Gatot Nugroho: Bekerja di Museum Kuncinya Ikhlas

30 Mar 2016 “Bekerja di museum itu kuncinya harus ikhlas,” ungkap Gatot Nugroho.  “Jika kita ikhlas, maka hati kita akan senang. Walaupun keikhlasan kita itu belum tentu dibalas baik oleh pengunjung. Ya, namanya melayani banyak pengunjung, kadang-kadang ada yang cuek, pulang saja tidak pamit, tetapi kadang-kadang ada pengunjung yang baik dan perhatian. Watak yang berbeda itu harus kita terima dengan ikhlas. Jangan kita masukkan dalam hati. Jika itu bisa kita lakukan, maka hati kita akan terus senang dan selalu gembira.”

Gatot Nugroho (48 tahun) adalah salah satu pengelola Museum Memorial Jenderal Besar HM Soeharto (sering kali masyarakat menyebutnya: Museum Pak Harto). Sarjana Peternakan UGM itu sudah mengelola Museum Pak Harto semenjak museum ini berdiri pada 8 Juni 2013. Jabatannya sebagai wakil kepala Museum merangkap humas. Tetapi tidak jarang pula memandu pengunjung yang berasal dari berbagai kalangan, mulai kelompok ibu-ibu PKK, anak-anak PAUD, rombongan veteran, anak-anak sekolah, hingga pejabat negara, termasuk ketika Presiden SBY hadir di museum ini tahun 2013.

Ayah berputra 3 anak ini setiap hari bisa ditemui di Museum Suharto yang terletak di Dusun Kemusuk Lor, Desa Argomulyo, Kecamata Sedayu, Kabupaten Bantul. Orangnya supel dan mudah bergaul dengan siapa pun. Ia bersama dengan pengelola lainnya di museum ini ingin melayani semua pengunjung sebaik mungkin, sesuai dengan keinginan penggagas dan pendiri museum ini, yakni H. Probosutejo. Agar pengunjung bisa belajar sejarah, terutama sejarah Pak Harto beserta perjuangan semasa hidupnya mengabdi kepada Negara Kesatuan Republik Indonesia (NKRI).

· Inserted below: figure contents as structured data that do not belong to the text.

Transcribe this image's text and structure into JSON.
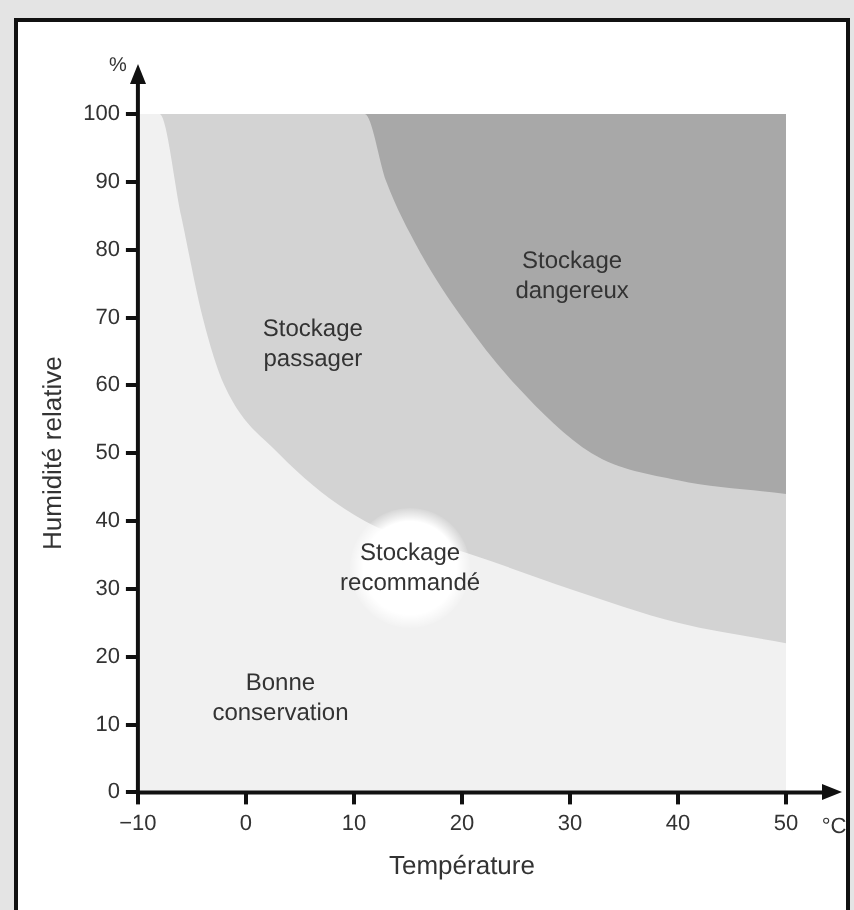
{
  "chart_data": {
    "type": "area",
    "xlabel": "Température",
    "ylabel": "Humidité relative",
    "xlim": [
      -10,
      50
    ],
    "ylim": [
      0,
      100
    ],
    "xticks": [
      -10,
      0,
      10,
      20,
      30,
      40,
      50
    ],
    "yticks": [
      0,
      10,
      20,
      30,
      40,
      50,
      60,
      70,
      80,
      90,
      100
    ],
    "grid": false,
    "legend": false,
    "series": [
      {
        "color": "#f1f1f1",
        "x": [
          -10,
          -8,
          -6,
          -4,
          -2,
          3,
          11,
          21,
          30,
          40,
          50
        ],
        "values": [
          100,
          100,
          85,
          70,
          60,
          50,
          40,
          35,
          30,
          25,
          22
        ]
      },
      {
        "color": "#d3d3d3",
        "x": [
          -8,
          11,
          13,
          16,
          20,
          25,
          32,
          40,
          50
        ],
        "values": [
          100,
          100,
          90,
          80,
          70,
          60,
          50,
          46,
          44
        ]
      },
      {
        "color": "#a8a8a8",
        "x": [
          11,
          50
        ],
        "values": [
          100,
          100
        ]
      }
    ],
    "annotations": [
      "%",
      "°C",
      "Stockage dangereux",
      "Stockage passager",
      "Stockage recommandé",
      "Bonne conservation"
    ]
  }
}
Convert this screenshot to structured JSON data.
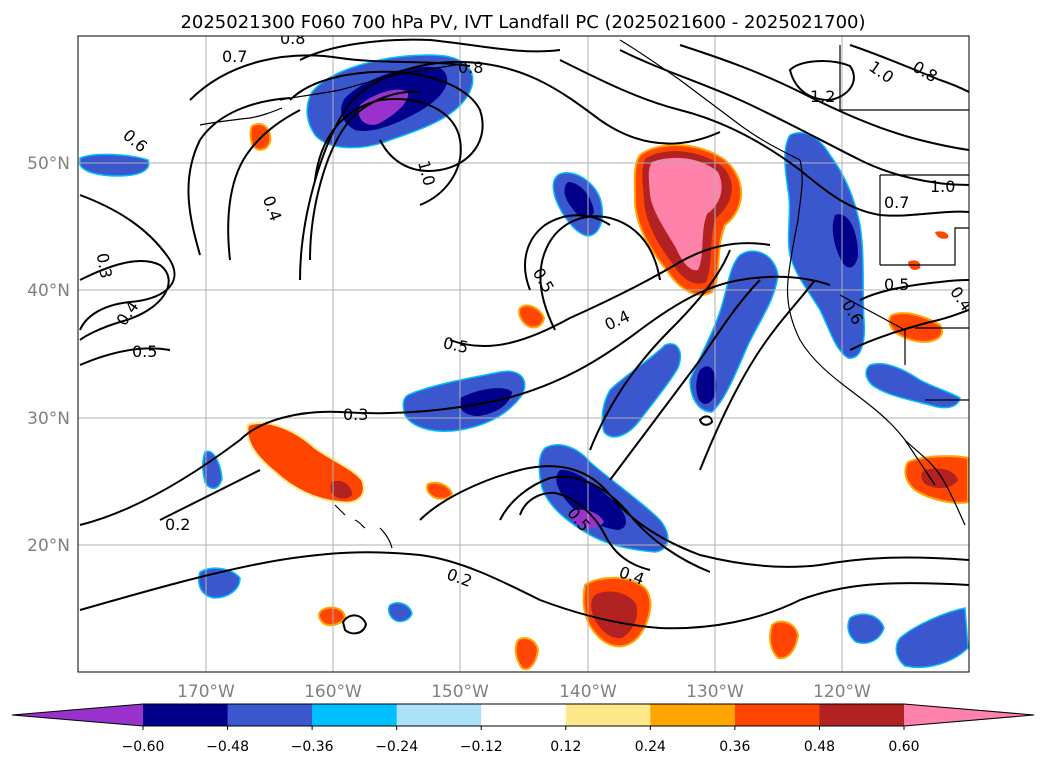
{
  "title": "2025021300 F060 700 hPa PV, IVT Landfall PC (2025021600 - 2025021700)",
  "lat_labels": [
    "50°N",
    "40°N",
    "30°N",
    "20°N"
  ],
  "lon_labels": [
    "170°W",
    "160°W",
    "150°W",
    "140°W",
    "130°W",
    "120°W"
  ],
  "colorbar": {
    "tick_labels": [
      "−0.60",
      "−0.48",
      "−0.36",
      "−0.24",
      "−0.12",
      "0.12",
      "0.24",
      "0.36",
      "0.48",
      "0.60"
    ],
    "colors": [
      "#9932CC",
      "#00008B",
      "#3A57CD",
      "#00BFFF",
      "#ADE1FA",
      "#FFFFFF",
      "#FFE88A",
      "#FFA500",
      "#FF4500",
      "#B22222",
      "#FF82AB"
    ]
  },
  "contour_labels": [
    "0.8",
    "0.7",
    "0.8",
    "1.0",
    "0.8",
    "1.2",
    "1.0",
    "0.6",
    "0.4",
    "0.3",
    "0.4",
    "0.5",
    "0.5",
    "0.3",
    "0.2",
    "0.2",
    "0.4",
    "0.5",
    "0.4",
    "1.0",
    "0.7",
    "0.5",
    "0.4",
    "0.6",
    "0.5"
  ],
  "map": {
    "lat_range": [
      10,
      60
    ],
    "lon_range": [
      -180,
      -110
    ],
    "gridlines": true,
    "fill_field": "IVT Landfall PC",
    "contour_field": "700 hPa PV"
  }
}
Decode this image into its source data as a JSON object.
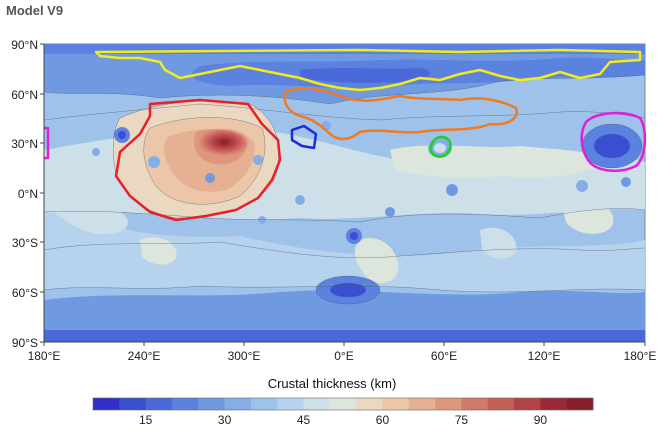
{
  "title": "Model V9",
  "map": {
    "type": "contour-map",
    "projection": "equirectangular",
    "y_ticks": [
      "90°N",
      "60°N",
      "30°N",
      "0°N",
      "30°S",
      "60°S",
      "90°S"
    ],
    "x_ticks": [
      "180°E",
      "240°E",
      "300°E",
      "0°E",
      "60°E",
      "120°E",
      "180°E"
    ]
  },
  "colorbar": {
    "label": "Crustal thickness (km)",
    "tick_labels": [
      "15",
      "30",
      "45",
      "60",
      "75",
      "90"
    ],
    "tick_values": [
      15,
      30,
      45,
      60,
      75,
      90
    ],
    "range": [
      5,
      100
    ],
    "colors": [
      "#3030c8",
      "#3a4ed0",
      "#4a68d8",
      "#5a82de",
      "#6f9ae2",
      "#86aee6",
      "#9ec2ea",
      "#b6d2ec",
      "#cde0ea",
      "#dde6dc",
      "#ead8c0",
      "#ecc6a8",
      "#e6b092",
      "#de967c",
      "#d07a68",
      "#c25e56",
      "#b04248",
      "#9a2a38",
      "#88202c"
    ]
  },
  "regions": [
    {
      "name": "red-region",
      "color": "#e8202a"
    },
    {
      "name": "yellow-region",
      "color": "#f2ec1a"
    },
    {
      "name": "orange-region",
      "color": "#f07a20"
    },
    {
      "name": "blue-region",
      "color": "#1a2adc"
    },
    {
      "name": "green-region",
      "color": "#22d022"
    },
    {
      "name": "magenta-region",
      "color": "#e020d8"
    }
  ]
}
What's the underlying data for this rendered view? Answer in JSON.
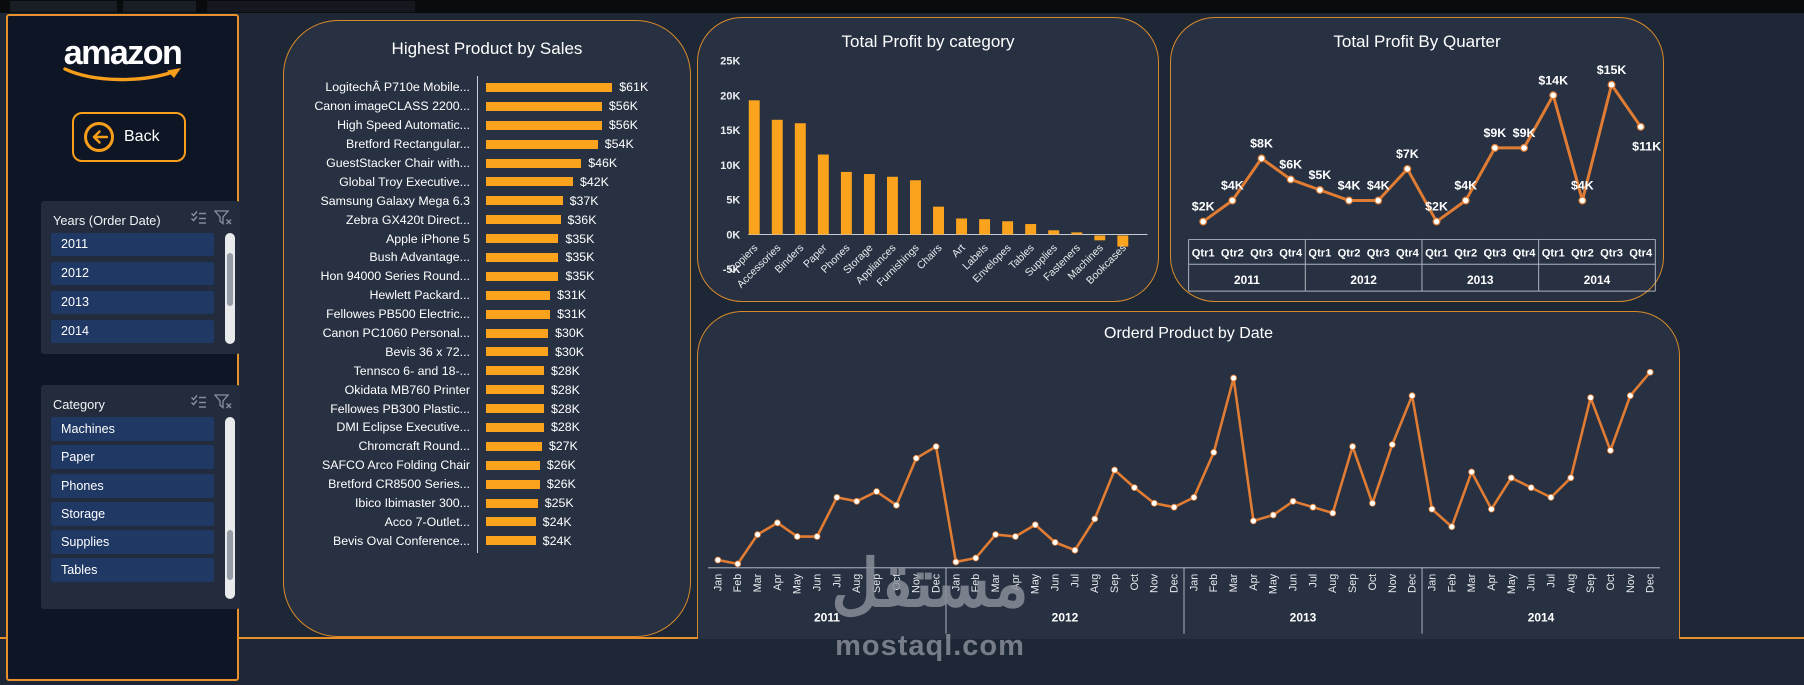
{
  "page": {
    "watermark_arabic": "مستقل",
    "watermark_latin": "mostaql.com"
  },
  "colors": {
    "accent_orange": "#F79E1B",
    "bar_orange": "#FCA31E",
    "line_orange": "#E07C33",
    "panel_border": "#D88A2B",
    "slicer_item_blue": "#1F3864",
    "canvas_bg": "#1e2736",
    "sidebar_bg": "#0e1625"
  },
  "sidebar": {
    "logo_text": "amazon",
    "back_label": "Back",
    "slicers": [
      {
        "title": "Years (Order Date)",
        "items": [
          "2011",
          "2012",
          "2013",
          "2014"
        ]
      },
      {
        "title": "Category",
        "items": [
          "Machines",
          "Paper",
          "Phones",
          "Storage",
          "Supplies",
          "Tables"
        ]
      }
    ]
  },
  "chart_data": [
    {
      "id": "highest_product_by_sales",
      "type": "barh",
      "title": "Highest Product by Sales",
      "categories": [
        "LogitechÂ P710e Mobile...",
        "Canon imageCLASS 2200...",
        "High Speed Automatic...",
        "Bretford Rectangular...",
        "GuestStacker Chair with...",
        "Global Troy Executive...",
        "Samsung Galaxy Mega 6.3",
        "Zebra GX420t Direct...",
        "Apple iPhone 5",
        "Bush Advantage...",
        "Hon 94000 Series Round...",
        "Hewlett Packard...",
        "Fellowes PB500 Electric...",
        "Canon PC1060 Personal...",
        "Bevis 36 x 72...",
        "Tennsco 6- and 18-...",
        "Okidata MB760 Printer",
        "Fellowes PB300 Plastic...",
        "DMI Eclipse Executive...",
        "Chromcraft Round...",
        "SAFCO Arco Folding Chair",
        "Bretford CR8500 Series...",
        "Ibico Ibimaster 300...",
        "Acco 7-Outlet...",
        "Bevis Oval Conference..."
      ],
      "values": [
        61,
        56,
        56,
        54,
        46,
        42,
        37,
        36,
        35,
        35,
        35,
        31,
        31,
        30,
        30,
        28,
        28,
        28,
        28,
        27,
        26,
        26,
        25,
        24,
        24
      ],
      "value_labels": [
        "$61K",
        "$56K",
        "$56K",
        "$54K",
        "$46K",
        "$42K",
        "$37K",
        "$36K",
        "$35K",
        "$35K",
        "$35K",
        "$31K",
        "$31K",
        "$30K",
        "$30K",
        "$28K",
        "$28K",
        "$28K",
        "$28K",
        "$27K",
        "$26K",
        "$26K",
        "$25K",
        "$24K",
        "$24K"
      ],
      "unit": "K USD"
    },
    {
      "id": "total_profit_by_category",
      "type": "bar",
      "title": "Total Profit by category",
      "categories": [
        "Copiers",
        "Accessories",
        "Binders",
        "Paper",
        "Phones",
        "Storage",
        "Appliances",
        "Furnishings",
        "Chairs",
        "Art",
        "Labels",
        "Envelopes",
        "Tables",
        "Supplies",
        "Fasteners",
        "Machines",
        "Bookcases"
      ],
      "values": [
        19.3,
        16.5,
        16,
        11.5,
        9,
        8.7,
        8.3,
        7.8,
        4,
        2.3,
        2.2,
        1.9,
        1.5,
        0.6,
        0.3,
        -0.7,
        -1.6
      ],
      "ylim": [
        -5,
        25
      ],
      "y_ticks": [
        "25K",
        "20K",
        "15K",
        "10K",
        "5K",
        "0K",
        "-5K"
      ],
      "unit": "K USD"
    },
    {
      "id": "total_profit_by_quarter",
      "type": "line",
      "title": "Total Profit By Quarter",
      "quarter_labels": [
        "Qtr1",
        "Qtr2",
        "Qtr3",
        "Qtr4"
      ],
      "years": [
        "2011",
        "2012",
        "2013",
        "2014"
      ],
      "values": [
        2,
        4,
        8,
        6,
        5,
        4,
        4,
        7,
        2,
        4,
        9,
        9,
        14,
        4,
        15,
        11
      ],
      "point_labels": [
        "$2K",
        "$4K",
        "$8K",
        "$6K",
        "$5K",
        "$4K",
        "$4K",
        "$7K",
        "$2K",
        "$4K",
        "$9K",
        "$9K",
        "$14K",
        "$4K",
        "$15K",
        "$11K"
      ],
      "unit": "K USD"
    },
    {
      "id": "orderd_product_by_date",
      "type": "line",
      "title": "Orderd Product by Date",
      "months": [
        "Jan",
        "Feb",
        "Mar",
        "Apr",
        "May",
        "Jun",
        "Jul",
        "Aug",
        "Sep",
        "Oct",
        "Nov",
        "Dec"
      ],
      "series": [
        {
          "year": "2011",
          "values": [
            4,
            2,
            17,
            23,
            16,
            16,
            36,
            34,
            39,
            32,
            56,
            62
          ]
        },
        {
          "year": "2012",
          "values": [
            3,
            5,
            17,
            16,
            22,
            13,
            9,
            25,
            50,
            41,
            33,
            31
          ]
        },
        {
          "year": "2013",
          "values": [
            36,
            59,
            97,
            24,
            27,
            34,
            31,
            28,
            62,
            33,
            63,
            88
          ]
        },
        {
          "year": "2014",
          "values": [
            30,
            21,
            49,
            30,
            46,
            41,
            36,
            46,
            87,
            60,
            88,
            100
          ]
        }
      ],
      "unit": "relative orders (no y-axis shown)"
    }
  ]
}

Biar pun berkunjung ke Museum Pak Harto gratis alias tidak membayar, bukan berarti pengunjung dibiarkan telantar. Pak Gatot (begitu panggilannya sehari-hari) dan teman-temannya mencoba melayani semaksimal mungkin. Termasuk memberikan panduan dan memberikan fasilitas yang memadai, seperti pendopo yang luas untuk memutar film, adanya parkir yang luas, adanya mushola yang nyaman, dan fasilitas toilet yang bersih. Memang khusus untuk parkir membayar, tetapi itu dikelola oleh warga setempat.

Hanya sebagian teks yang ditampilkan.